La lutte pour le site de Tacushcalco au Salvador

Publié le 17 Août 2022

Salvador Recinos - Movimiento Tacushcalco
15 août 2022 



Le peuple indigène "Nahua Pipil", par le biais de ses organisations indigènes et paysannes de la région culturelle connue sous le nom de "Los Izalcos", dans le département de Sonsonate, à l'ouest du Salvador, lutte actuellement pour la défense de ses territoires ancestraux, de ses biens naturels et culturels, et pour la défense de son identité culturelle indigène. Depuis 500 ans, ce peuple résiste à l'assaut de la dépossession et du pillage de ses territoires, à la différence qu'aujourd'hui, la lutte, bien qu'essentiellement toujours pour la vie et contre la mort, ne se fait plus contre le système colonial espagnol, les encomenderos ou les propriétaires d'hacienda, mais plutôt contre les expressions modernes du capitalisme et du néolibéralisme du 21e siècle, contre l'État salvadorien arriéré qui se distingue par ses traits oligarchiques, et contre deux crises fondamentales qui se manifestent dans un pays comme le Salvador : l'une identitaire et l'autre écologique. Cette situation se matérialise au niveau territorial par des projets hydroélectriques, d'exploitation forestière et de développement urbain, ainsi que par la présence d'une industrie sucrière "en plein essor" qui inonde toutes les zones de basse altitude. Cela crée un scénario d'intervention qui menace les grands-mères rivières, les zones de recharge en eau des forêts sacrées de la cordillère Apaneca-Ilamatepec et, fondamentalement, l'eau grand-mère et la terre mère de toute la région. Dans ce scénario, trois cas emblématiques ont émergé ces dernières années, dont deux que nous partagerons dans les prochains épisodes, mais l'un de ces cas est celui du "site sacré Tacushcalco", que nous présentons ci-dessous.
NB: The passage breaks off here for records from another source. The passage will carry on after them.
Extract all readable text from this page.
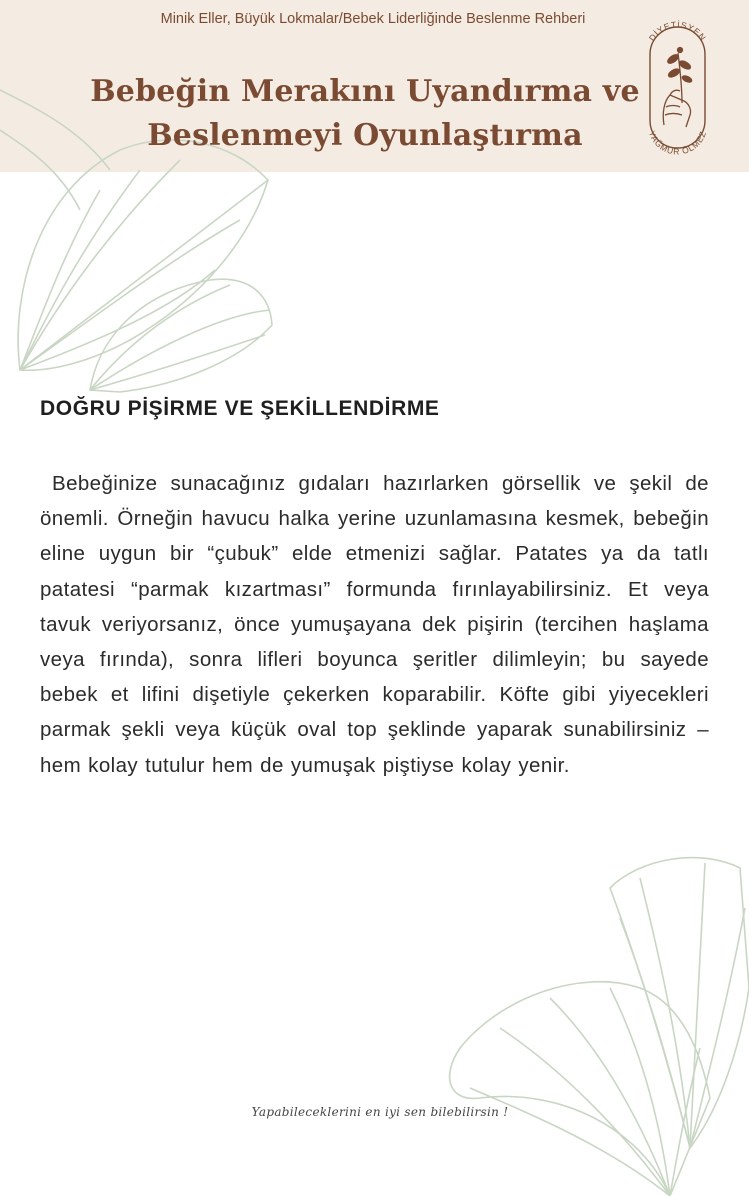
Minik Eller, Büyük Lokmalar/Bebek Liderliğinde Beslenme Rehberi
Bebeğin Merakını Uyandırma ve Beslenmeyi Oyunlaştırma
DİYETİSYEN
YAĞMUR ÖLMEZ
DOĞRU PİŞİRME VE ŞEKİLLENDİRME

Bebeğinize sunacağınız gıdaları hazırlarken görsellik ve şekil de önemli. Örneğin havucu halka yerine uzunlamasına kesmek, bebeğin eline uygun bir “çubuk” elde etmenizi sağlar. Patates ya da tatlı patatesi “parmak kızartması” formunda fırınlayabilirsiniz. Et veya tavuk veriyorsanız, önce yumuşayana dek pişirin (tercihen haşlama veya fırında), sonra lifleri boyunca şeritler dilimleyin; bu sayede bebek et lifini dişetiyle çekerken koparabilir. Köfte gibi yiyecekleri parmak şekli veya küçük oval top şeklinde yaparak sunabilirsiniz – hem kolay tutulur hem de yumuşak piştiyse kolay yenir.

Yapabileceklerini en iyi sen bilebilirsin !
Les territoires de Tacushcalco ont été déclarés sacrés par les guides spirituels et la population indigène Nahua Pipil de l'actuel département de Sonsonate. Pour la science conventionnelle, Tacushcalco est un site archéologique avec 3 000 ans d'histoire. Il est reconnu comme un bien culturel par l'État salvadorien depuis 1997 et en 2019, la zone considérée comme patrimoine culturel a été étendue de 32 à 350,75 hectares de terrain. Dans son centre civico-cérémoniel, Tacushcalco compte 40 structures, dont des monticules, des plates-formes, des places, des bases domestiques et divers matériels archéologiques mobiles en surface et en sous-sol. Du point de vue archéologique et anthropologique, on considère que ces territoires conservent leur valeur culturelle en maintenant leurs principales structures monumentales dans un bon état de conservation, ainsi que de nombreux contextes préhispaniques et coloniaux encore enfouis intacts. Dans le même sens, on leur attribue une valeur historique, d'usage, symbolique, sociale et scientifique. C'est précisément en termes symboliques que le centre cérémoniel de Tacushcalco revêt une grande importance pour les peuples indigènes, car il s'agit du centre cérémoniel le plus important de toute cette région culturelle d'un point de vue spirituel et historique. Tacushcalco est également indissociable du rio Ceniza (Nejapan), qui est adjacent au site et qui est considéré comme un atout naturel d'importance stratégique par la population des territoires de Sonsonate. Entre 2017 et 2018, une société immobilière a détruit une partie du site et pollué le rio Ceniza en développant le projet de développement urbain "Acropoli Sonsonate". Cela a déclenché une mobilisation des organisations communautaires indigènes et paysannes qui ont exigé que l'État salvadorien leur rende justice et protège Tacushcalco et le rio Ceniza.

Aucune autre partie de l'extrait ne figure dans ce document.